Caroline Judy, the county’s general services director, declined to respond to Zane’s specific statements about blunders by staff, but she stressed the complex nature of large property sales. Her department oversees county-owned property, including the Chanate Road site.

“Our organization — myself personally and the county — we believe in continuous improvement. That’s something that we strive for,” said Judy, who started in her position in early 2016.

Keene struck a similar tone. “We always look to improve communication, and if the board felt that there was a lack of information, then we’ll certainly address that,” he said.
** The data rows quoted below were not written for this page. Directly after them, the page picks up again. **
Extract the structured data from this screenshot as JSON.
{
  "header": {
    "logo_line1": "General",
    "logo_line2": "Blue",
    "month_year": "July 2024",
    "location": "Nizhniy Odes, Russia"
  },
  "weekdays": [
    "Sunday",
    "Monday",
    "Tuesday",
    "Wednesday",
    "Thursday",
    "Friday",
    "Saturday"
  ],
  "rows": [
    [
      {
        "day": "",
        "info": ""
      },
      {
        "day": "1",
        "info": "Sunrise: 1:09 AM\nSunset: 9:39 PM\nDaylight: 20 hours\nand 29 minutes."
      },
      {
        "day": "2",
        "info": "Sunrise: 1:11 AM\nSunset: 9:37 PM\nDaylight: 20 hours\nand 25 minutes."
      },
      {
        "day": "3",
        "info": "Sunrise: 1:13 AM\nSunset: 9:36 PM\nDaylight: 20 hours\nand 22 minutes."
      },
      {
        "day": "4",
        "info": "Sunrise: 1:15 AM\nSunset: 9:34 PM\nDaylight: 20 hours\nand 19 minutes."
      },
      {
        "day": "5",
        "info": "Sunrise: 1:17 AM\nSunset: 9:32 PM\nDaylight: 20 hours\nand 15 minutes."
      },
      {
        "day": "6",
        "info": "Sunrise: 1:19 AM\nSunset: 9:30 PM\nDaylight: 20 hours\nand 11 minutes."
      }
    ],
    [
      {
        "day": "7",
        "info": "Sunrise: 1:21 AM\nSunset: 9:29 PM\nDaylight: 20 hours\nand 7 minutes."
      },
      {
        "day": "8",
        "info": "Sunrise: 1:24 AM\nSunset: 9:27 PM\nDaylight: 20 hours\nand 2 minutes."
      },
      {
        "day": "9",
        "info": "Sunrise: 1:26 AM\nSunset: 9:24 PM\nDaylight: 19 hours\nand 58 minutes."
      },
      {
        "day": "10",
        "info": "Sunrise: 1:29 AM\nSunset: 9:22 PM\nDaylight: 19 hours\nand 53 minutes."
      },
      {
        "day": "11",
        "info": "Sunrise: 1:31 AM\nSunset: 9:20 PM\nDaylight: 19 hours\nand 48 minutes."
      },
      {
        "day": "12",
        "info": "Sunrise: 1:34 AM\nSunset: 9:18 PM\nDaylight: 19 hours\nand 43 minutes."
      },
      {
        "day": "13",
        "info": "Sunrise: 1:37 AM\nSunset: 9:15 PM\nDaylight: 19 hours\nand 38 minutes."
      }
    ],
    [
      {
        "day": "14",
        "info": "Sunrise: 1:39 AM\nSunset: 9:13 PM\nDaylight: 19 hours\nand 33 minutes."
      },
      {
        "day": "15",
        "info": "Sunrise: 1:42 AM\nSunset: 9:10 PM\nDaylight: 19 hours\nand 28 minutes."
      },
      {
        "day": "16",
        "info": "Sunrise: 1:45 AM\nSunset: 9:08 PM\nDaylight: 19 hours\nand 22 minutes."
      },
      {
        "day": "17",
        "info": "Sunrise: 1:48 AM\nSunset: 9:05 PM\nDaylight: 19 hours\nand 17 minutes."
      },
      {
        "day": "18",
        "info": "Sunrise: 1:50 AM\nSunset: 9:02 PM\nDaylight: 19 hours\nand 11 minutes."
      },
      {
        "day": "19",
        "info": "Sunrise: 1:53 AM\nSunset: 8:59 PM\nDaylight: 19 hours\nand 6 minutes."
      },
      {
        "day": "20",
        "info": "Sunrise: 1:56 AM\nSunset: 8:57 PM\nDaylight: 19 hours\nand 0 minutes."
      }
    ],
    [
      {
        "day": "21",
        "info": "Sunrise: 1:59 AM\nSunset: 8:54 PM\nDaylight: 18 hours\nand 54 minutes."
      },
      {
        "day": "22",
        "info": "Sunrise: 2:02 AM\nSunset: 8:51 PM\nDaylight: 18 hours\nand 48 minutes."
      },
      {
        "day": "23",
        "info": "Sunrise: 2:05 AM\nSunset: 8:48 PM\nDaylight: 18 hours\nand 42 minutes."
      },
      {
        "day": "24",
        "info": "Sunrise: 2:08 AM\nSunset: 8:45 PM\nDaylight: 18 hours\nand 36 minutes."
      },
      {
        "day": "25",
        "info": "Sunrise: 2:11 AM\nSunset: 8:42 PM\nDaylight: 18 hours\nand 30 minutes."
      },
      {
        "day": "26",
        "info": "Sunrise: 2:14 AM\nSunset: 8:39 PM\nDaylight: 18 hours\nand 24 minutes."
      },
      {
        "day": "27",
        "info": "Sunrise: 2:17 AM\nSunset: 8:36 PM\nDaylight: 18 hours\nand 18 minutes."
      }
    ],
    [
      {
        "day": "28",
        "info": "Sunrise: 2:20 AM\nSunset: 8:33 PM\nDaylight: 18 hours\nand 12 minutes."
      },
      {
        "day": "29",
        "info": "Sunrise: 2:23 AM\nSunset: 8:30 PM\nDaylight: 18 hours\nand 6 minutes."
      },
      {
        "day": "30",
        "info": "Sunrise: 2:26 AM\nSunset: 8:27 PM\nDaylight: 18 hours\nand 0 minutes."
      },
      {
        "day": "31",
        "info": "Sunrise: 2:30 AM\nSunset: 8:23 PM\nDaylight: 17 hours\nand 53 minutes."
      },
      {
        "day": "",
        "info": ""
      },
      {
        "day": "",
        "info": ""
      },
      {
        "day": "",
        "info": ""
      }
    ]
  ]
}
Judy said she could not comment on the details of ongoing negotiations or closed-session discussions, but she emphasized that county officials were “working very hard” to reach a solution with the developer that would address both the board’s will and concerns from neighbors.

Zane appears to have support from most of her fellow board members in seeking a solution.

Supervisors Susan Gorin and Lynda Hopkins both said they wanted to make sure the meadow parcel wasn’t developed, and Supervisor James Gore said Zane had his “full support” to resolve the matter. Supervisor David Rabbitt said he’d have to look at the final proposal, but he believed it was the duty of Santa Rosa — with some assistance from the Open Space District — to handle the preserve, because it falls within city limits.

The final deal will require approval from at least four of the five supervisors in order to pass.

“We’re not a bunch of money-grubbing politicians who are trying to get an extra million bucks to put housing on a preserve,” Gore said. “It’s just we’re stuck in this place where we’re trying to figure out legally, with an agreement, what the right way is forward.”

By taking care of the Paulin Creek preserve before wrapping up the Chanate deal — which could happen as soon as next month — supervisors also will avoid the messy politics of passing an unresolved controversy off to Santa Rosa officials.

“All I can say is, I am glad to hear that,” Mayor Chris Coursey said on hearing of Zane’s pivot. “I think it’s best for everyone.”